霜兰儿猛然抬眸,眼底清晰的震惊与浓重的疑惑密密织成一张网,朝秋若伊扑去。她们并没有谋划后面的戏,秋若伊她究竟想做什么?
秋可吟赶忙拉了拉秋若伊,小声斥道:“你别多事。”
“可他们冤枉你……”秋若伊面露不满,转头又道:“王爷!”
龙霄霆还是那样轻轻“嗯”了一声,似梦游般出神。
洛公公会意,答了声,“是”。
瑞王府中办事素来雷厉风行,不出一个时辰,已有一件重要的东西捧至秋可吟与龙霄霆跟前。绣纱折枝花卉的绢帕中裹着细白的粉末。

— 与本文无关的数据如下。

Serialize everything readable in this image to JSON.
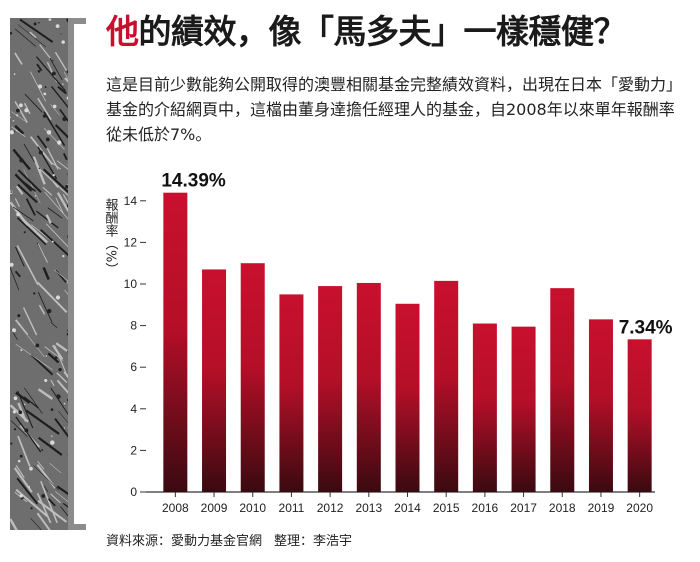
{
  "headline": {
    "accent": "他",
    "rest": "的績效，像「馬多夫」一樣穩健？"
  },
  "intro": "這是目前少數能夠公開取得的澳豐相關基金完整績效資料，出現在日本「愛動力」基金的介紹網頁中，這檔由董身達擔任經理人的基金，自2008年以來單年報酬率從未低於7%。",
  "source": {
    "data": "資料來源：愛動力基金官網",
    "editor": "整理：李浩宇"
  },
  "colors": {
    "accent": "#c8102e",
    "bar_top": "#c8102e",
    "bar_bottom": "#3a0a10"
  },
  "chart_data": {
    "type": "bar",
    "ylabel": "報酬率（%）",
    "ylim": [
      0,
      15
    ],
    "yticks": [
      0,
      2,
      4,
      6,
      8,
      10,
      12,
      14
    ],
    "categories": [
      "2008",
      "2009",
      "2010",
      "2011",
      "2012",
      "2013",
      "2014",
      "2015",
      "2016",
      "2017",
      "2018",
      "2019",
      "2020"
    ],
    "values": [
      14.39,
      10.7,
      11.0,
      9.5,
      9.9,
      10.05,
      9.05,
      10.15,
      8.1,
      7.95,
      9.8,
      8.3,
      7.34
    ],
    "data_labels": [
      {
        "index": 0,
        "text": "14.39%"
      },
      {
        "index": 12,
        "text": "7.34%"
      }
    ],
    "grid": false
  }
}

沈沐雨被唤来辨别,他取出一些细嗅,双手一颤,“王爷,是雀灵粉。”雀灵粉,可是当年致使兰夫人变哑的毒药啊。
洛公公则上前拿起包裹着雀灵粉得绢帕仔细辨认,几乎要跌倒在地,“王爷,这包裹着雀灵粉的帕子用的是贡品缎子……”
贡缎,又是来自皇宫。
秋若伊轻轻别过头去,唇边勾出得意的笑。要就要将她们一网打尽!
霜兰儿不似秋若伊这般乐观。她心中陡然一沉,完了!秋若伊过于急了,冰冻三尺,非一日之寒。想要解冻也不能急于一时。百足之虫死而不僵,想要对付秋可吟与秋端茗,切记不能急躁,定要循序渐进,想要在一夜间变天,是断断不可能的。

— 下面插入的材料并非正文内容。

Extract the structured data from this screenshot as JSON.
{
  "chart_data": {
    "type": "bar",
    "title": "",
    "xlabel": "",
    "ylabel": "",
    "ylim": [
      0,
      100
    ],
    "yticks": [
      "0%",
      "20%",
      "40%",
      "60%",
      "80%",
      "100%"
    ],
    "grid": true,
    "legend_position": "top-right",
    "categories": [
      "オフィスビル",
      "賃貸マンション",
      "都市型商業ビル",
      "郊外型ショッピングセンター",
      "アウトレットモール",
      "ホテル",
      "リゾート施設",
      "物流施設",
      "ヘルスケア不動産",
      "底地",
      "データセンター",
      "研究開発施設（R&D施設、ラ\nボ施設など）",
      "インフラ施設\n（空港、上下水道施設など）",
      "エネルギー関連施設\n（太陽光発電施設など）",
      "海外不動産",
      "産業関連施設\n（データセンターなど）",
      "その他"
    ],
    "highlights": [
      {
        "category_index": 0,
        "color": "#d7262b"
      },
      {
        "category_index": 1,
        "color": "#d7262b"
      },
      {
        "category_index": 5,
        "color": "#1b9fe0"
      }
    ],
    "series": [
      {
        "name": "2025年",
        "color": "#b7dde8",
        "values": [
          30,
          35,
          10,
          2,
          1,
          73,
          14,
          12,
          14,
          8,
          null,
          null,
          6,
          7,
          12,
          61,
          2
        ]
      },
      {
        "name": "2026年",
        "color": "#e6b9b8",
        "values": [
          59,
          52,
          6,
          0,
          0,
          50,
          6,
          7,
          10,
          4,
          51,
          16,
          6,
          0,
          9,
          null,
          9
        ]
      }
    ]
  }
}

秋可吟此时漫走两步,叹息若秋雨簌簌凉薄,她来到丹青身边,微微启唇道:“丹青,你跟着我这么多年,一直忠心于我。我也一直事事眷顾着你,你家中老父老母病重,尚有幼弟,我一一照拂。可如今,你厢房中竟搜出了这等东西,我也帮不了你了。你自己同王爷解释去罢。”语罢,她抽身离开,漠然立着,伸手拂一拂领口上柔软的狐毛,神情俨然不复此前的苍白。夜色火烛下,唯见她鬓角垂下的一支赤金累丝珠钗泛起清冷的光泽。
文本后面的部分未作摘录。